Podopieczni Heimira Hallgrímssona zwyciężyli z Kosowem 2:0 po bramkach zdobytych przez Gylfiego Sigurðssona oraz Jóhanna Berga Guðmundssona i tym samym zapewnili sobie udział w przyszłorocznych Mistrzostwach Świata w Rosji.
Sam mecz i jego poziom mógł rozczarować widzów, którzy przygotowali się na obejrzenie bardzo ofensywnej gry Islandii, która mogłaby pokusić się o pobicie swojego strzeleckiego rekordu w meczach o punkty.
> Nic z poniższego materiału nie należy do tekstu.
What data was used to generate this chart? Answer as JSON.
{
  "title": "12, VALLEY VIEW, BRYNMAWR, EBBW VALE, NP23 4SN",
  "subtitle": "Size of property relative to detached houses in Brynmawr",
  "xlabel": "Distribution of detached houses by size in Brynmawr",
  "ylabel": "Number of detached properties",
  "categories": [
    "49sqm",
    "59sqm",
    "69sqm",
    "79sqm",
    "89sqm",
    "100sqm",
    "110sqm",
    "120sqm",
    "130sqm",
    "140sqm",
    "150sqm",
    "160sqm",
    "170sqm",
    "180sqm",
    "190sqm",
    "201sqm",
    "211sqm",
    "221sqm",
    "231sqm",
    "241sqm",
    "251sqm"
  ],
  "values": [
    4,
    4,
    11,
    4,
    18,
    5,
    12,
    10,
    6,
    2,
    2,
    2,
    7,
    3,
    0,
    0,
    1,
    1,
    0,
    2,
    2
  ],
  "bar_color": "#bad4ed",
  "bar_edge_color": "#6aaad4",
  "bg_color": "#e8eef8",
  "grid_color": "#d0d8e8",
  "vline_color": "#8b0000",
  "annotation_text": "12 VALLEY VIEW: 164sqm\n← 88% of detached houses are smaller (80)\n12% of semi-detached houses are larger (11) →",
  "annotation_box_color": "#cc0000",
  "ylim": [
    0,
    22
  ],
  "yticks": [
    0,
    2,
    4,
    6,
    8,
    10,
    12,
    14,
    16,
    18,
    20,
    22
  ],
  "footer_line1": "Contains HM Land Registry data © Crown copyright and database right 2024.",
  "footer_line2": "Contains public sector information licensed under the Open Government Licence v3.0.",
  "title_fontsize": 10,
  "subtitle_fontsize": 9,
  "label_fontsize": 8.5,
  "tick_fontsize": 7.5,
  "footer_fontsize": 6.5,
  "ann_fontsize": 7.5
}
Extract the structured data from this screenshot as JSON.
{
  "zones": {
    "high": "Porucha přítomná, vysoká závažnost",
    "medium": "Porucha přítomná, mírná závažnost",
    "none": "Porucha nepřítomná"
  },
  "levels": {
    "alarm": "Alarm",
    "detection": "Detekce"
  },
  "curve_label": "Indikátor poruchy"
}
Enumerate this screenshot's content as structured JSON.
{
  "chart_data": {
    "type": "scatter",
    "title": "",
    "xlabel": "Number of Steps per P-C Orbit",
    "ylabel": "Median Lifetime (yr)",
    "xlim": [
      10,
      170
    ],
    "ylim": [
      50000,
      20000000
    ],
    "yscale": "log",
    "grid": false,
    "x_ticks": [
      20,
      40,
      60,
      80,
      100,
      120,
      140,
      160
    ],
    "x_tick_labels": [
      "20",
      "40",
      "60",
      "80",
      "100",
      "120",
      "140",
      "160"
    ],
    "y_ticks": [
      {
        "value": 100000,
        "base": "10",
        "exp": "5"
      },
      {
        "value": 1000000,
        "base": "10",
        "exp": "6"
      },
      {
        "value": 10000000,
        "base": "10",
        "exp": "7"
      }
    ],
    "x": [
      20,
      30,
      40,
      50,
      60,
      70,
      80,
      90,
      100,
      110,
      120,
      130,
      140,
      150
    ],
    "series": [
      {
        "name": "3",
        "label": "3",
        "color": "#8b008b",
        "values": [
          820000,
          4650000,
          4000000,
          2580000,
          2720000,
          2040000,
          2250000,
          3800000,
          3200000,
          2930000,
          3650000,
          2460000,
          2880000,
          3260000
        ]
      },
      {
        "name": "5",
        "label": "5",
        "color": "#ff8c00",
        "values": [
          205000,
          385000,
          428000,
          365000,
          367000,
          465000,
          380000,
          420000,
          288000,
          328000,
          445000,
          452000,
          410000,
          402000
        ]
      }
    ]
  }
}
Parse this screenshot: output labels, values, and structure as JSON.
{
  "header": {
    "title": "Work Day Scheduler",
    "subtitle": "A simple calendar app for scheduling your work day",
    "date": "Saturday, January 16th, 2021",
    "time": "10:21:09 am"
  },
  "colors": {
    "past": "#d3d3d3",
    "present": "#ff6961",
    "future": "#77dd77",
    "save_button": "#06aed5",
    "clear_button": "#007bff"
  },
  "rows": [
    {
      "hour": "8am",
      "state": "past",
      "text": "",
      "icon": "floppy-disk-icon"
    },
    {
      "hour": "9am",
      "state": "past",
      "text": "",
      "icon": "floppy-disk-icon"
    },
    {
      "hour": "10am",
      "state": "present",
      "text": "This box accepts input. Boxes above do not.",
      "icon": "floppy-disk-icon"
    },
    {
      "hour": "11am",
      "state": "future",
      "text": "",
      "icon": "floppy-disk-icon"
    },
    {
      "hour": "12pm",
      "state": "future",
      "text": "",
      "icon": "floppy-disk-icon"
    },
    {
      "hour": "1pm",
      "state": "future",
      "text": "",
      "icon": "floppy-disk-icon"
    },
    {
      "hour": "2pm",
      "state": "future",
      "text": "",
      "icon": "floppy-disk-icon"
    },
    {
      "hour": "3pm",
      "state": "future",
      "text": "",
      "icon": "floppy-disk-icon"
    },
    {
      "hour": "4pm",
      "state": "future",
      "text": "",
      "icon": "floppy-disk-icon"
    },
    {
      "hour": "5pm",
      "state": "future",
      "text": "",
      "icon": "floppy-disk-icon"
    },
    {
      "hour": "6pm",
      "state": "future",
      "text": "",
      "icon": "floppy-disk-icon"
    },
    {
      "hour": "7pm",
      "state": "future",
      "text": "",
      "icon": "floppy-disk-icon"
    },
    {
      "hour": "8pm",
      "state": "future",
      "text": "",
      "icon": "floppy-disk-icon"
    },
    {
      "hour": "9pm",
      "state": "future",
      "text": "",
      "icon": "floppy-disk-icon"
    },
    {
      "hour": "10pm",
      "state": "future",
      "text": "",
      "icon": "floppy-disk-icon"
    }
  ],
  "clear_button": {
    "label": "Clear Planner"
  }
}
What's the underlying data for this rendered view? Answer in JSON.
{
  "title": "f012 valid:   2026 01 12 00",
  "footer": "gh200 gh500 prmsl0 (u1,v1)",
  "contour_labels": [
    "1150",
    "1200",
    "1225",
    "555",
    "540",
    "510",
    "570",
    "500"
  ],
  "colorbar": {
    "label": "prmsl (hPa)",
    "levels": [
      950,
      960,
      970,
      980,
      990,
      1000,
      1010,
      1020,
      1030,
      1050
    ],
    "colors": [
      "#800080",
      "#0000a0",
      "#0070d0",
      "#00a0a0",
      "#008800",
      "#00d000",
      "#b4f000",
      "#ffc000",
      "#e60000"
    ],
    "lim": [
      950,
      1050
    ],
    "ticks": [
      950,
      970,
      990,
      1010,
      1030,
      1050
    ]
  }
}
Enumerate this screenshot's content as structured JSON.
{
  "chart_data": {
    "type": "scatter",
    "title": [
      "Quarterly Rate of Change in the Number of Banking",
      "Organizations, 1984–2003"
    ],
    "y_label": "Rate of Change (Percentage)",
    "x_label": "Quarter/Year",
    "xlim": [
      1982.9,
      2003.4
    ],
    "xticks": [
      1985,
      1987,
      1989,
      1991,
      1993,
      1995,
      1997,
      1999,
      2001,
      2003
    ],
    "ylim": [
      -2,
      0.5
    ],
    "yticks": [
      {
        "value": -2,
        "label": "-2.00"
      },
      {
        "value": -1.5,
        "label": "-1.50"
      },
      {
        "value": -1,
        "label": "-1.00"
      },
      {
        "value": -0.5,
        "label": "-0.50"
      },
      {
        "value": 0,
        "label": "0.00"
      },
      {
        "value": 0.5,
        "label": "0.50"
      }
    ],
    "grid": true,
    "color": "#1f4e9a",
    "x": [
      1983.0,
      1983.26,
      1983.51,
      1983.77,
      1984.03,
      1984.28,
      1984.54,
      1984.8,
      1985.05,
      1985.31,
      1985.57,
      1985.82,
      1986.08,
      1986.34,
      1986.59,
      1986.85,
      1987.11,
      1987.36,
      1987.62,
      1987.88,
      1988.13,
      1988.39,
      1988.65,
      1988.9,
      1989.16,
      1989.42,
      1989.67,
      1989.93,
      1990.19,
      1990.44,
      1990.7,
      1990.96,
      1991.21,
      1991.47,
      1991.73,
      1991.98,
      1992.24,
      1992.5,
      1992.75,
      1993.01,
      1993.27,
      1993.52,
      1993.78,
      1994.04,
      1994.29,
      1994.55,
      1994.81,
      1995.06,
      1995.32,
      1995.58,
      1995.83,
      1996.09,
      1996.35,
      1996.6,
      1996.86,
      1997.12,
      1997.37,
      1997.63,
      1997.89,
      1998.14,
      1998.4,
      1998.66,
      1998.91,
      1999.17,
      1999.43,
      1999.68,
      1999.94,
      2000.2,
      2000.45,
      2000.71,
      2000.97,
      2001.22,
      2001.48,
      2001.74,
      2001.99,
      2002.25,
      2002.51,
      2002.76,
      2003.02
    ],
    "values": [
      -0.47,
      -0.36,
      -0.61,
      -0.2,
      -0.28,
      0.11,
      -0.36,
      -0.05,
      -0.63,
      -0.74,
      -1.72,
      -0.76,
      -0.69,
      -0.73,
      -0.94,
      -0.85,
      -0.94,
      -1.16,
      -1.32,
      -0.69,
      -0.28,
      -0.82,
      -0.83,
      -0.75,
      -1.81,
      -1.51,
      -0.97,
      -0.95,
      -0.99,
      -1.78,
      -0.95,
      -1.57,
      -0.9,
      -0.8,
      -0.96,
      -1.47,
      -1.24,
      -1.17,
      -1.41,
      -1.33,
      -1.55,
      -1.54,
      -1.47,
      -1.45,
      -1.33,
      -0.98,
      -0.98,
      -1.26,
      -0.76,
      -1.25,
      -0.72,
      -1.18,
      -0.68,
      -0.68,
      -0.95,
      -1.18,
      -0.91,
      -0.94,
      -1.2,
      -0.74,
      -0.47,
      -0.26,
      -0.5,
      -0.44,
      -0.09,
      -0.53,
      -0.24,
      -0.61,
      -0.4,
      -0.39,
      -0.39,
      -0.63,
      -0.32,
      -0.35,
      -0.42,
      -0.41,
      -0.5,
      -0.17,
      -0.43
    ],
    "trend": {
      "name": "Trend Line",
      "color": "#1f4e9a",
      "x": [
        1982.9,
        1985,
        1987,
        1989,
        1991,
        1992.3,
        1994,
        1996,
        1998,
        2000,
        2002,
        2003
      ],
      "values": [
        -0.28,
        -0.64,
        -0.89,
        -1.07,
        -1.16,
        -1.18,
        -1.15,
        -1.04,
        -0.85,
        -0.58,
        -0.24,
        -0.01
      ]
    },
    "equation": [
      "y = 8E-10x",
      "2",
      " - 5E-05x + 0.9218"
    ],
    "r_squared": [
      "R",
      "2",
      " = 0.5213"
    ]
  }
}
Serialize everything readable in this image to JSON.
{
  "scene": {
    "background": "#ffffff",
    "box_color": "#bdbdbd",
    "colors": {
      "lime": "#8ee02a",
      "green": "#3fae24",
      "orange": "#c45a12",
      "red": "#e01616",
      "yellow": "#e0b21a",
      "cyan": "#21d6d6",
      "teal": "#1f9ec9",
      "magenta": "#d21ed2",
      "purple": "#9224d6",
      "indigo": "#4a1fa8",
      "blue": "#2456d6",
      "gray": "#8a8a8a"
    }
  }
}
Wikingowie zagrali jednak dużo słabsze spotkanie od tego z Turcją, gdzie zwyciężyli na bardzo ciężkim terenie 3:0. Mimo postawy – drużynie prowadzonej przez Heimira Hallgrímssona udało się wykrzesać trochę skuteczności i ostatecznie padły dwa gole.
Ten historyczny sukces jest wyjątkowy tym bardziej, że Islandczycy zakończyli zmagania na pierwszym miejscu w grupie. Jest to największe osiągniecie w historii islandzkiego futbolu i cały świat podobnie jak dwa lata temu – z zaciekawieniem patrzy na niesamowite wyniki zespołu z dalekiej północy.